***
Они сидят на скамейке в маленьком скверике перед больницей, и солнце припекает Чаку макушку. Райли щурится, но подставляет лицо лучам, походя на довольного кота. За решетками забора снуют люди, быстро-быстро, будто на перемотке, а Чак отгоняет сравнение с тюрьмой и осознание, что это вполне себе обычный темп жизни, на который ему нужно настроиться заново. Райли сбоку шелестит каким-то пакетом, и Чак недовольно на него косится. Беккет достает двух разноцветных мармеладных червячков и запихивает в рот. — Тоже хочешь? Чак смотрит на протянутый пакет с опаской.
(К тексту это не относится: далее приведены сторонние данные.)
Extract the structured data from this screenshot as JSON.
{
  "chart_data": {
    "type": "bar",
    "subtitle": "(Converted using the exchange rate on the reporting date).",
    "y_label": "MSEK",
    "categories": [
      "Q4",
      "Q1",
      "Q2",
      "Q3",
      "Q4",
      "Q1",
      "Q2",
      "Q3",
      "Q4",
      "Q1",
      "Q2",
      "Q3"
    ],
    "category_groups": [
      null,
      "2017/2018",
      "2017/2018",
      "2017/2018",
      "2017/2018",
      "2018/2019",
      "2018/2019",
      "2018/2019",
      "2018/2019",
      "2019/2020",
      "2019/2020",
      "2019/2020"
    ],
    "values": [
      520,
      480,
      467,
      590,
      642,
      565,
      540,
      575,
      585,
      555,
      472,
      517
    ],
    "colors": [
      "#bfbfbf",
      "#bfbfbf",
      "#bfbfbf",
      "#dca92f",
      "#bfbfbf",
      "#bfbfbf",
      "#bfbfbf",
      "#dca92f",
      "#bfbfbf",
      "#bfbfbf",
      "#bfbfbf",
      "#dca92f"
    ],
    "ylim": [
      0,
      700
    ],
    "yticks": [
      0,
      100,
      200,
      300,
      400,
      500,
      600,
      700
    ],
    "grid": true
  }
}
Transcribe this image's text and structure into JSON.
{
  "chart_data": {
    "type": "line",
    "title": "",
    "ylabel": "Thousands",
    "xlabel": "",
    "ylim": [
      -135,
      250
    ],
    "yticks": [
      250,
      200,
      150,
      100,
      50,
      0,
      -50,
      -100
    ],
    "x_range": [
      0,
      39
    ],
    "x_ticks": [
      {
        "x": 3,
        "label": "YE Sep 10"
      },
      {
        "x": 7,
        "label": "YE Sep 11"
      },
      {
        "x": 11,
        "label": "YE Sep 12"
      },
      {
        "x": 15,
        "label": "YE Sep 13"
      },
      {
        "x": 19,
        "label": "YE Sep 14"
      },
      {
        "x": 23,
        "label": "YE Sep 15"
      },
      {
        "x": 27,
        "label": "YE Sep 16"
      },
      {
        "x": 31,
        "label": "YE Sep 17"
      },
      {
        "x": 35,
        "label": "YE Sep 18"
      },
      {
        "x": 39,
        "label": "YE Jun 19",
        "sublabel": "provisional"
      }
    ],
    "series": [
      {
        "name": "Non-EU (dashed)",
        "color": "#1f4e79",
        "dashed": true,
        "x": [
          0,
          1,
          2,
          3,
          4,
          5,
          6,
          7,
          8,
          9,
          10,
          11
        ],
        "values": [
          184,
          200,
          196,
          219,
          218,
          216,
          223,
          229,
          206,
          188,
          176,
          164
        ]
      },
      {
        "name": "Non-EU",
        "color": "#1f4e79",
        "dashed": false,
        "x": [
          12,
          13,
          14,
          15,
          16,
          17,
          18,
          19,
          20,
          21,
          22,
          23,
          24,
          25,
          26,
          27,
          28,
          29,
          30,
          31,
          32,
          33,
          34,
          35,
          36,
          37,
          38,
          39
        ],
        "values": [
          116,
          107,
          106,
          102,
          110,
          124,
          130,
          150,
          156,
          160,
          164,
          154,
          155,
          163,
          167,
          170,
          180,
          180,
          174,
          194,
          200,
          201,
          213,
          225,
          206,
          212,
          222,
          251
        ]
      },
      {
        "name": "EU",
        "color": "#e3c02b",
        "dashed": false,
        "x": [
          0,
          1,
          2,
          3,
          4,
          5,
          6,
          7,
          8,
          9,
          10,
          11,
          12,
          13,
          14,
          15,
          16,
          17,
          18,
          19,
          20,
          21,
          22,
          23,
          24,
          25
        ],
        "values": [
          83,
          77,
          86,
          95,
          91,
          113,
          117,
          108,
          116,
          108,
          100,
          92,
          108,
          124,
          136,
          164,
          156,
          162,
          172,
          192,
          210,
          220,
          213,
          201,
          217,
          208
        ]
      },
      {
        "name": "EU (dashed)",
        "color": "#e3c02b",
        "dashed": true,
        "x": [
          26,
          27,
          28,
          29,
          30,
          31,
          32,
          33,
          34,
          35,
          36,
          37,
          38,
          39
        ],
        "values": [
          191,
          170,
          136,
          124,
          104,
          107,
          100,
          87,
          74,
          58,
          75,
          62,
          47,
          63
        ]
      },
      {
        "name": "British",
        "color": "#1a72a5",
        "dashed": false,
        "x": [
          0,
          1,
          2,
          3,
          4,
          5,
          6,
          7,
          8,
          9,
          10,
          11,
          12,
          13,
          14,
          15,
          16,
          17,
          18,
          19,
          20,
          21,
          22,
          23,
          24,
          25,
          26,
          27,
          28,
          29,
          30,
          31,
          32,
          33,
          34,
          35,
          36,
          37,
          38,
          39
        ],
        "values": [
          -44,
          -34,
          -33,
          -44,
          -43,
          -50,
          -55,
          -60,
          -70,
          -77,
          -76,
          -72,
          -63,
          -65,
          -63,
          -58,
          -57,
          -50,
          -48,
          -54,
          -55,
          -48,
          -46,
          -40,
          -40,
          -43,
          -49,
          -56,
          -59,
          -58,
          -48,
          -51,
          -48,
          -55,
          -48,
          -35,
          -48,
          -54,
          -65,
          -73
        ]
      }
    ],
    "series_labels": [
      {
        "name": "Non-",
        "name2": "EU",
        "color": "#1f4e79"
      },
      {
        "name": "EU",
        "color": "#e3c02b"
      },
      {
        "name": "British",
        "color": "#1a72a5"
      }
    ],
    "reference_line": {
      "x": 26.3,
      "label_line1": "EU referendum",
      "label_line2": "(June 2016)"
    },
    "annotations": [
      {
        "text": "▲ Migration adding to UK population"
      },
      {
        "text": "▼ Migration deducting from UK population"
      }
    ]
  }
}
У него что, ПТСР так проявляется? Райли встряхивает кистью, призывая брать угощение быстрее, и Чак вытягивает зеленого червячка. Райли благосклонно хмыкает и продолжает опустошать пакетик, глядя куда-то в запутывающиеся ветви деревьев. Подрезать их надо.***
Чак кидает Максу мячик, и тот, перебирая короткими ногами, прытко бежит за игрушкой, чтобы послушно принести хозяину. Рядом сидит Герк, и впервые за последние годы Чак отчетливо чувствует, что плечо отца теплое и надежное в том родительско-покровительственном плане, которого так не хватало. Чак замечает, какой он седой. Теперь уж действительно почти что старик. Только называть его так больше не хочется. Они по обыкновению молчат, но теперь ни одному молчание не кажется вынужденным. Геркулес позволяет себе расслабить плечи так сильно, как не всегда позволял даже во сне, потому что Чак рядом умиротворен и выглядит счастливым настолько, насколько вообще может выглядеть счастливым Чак. Макс притаскивает обслюнявленный мяч, и Чак мягко треплет его по загривку. Герк улыбается. — Поехали домой, сын. — Поехали, пап. Чаку нравится его жизнь. И вообще-то у него есть все причины для этого.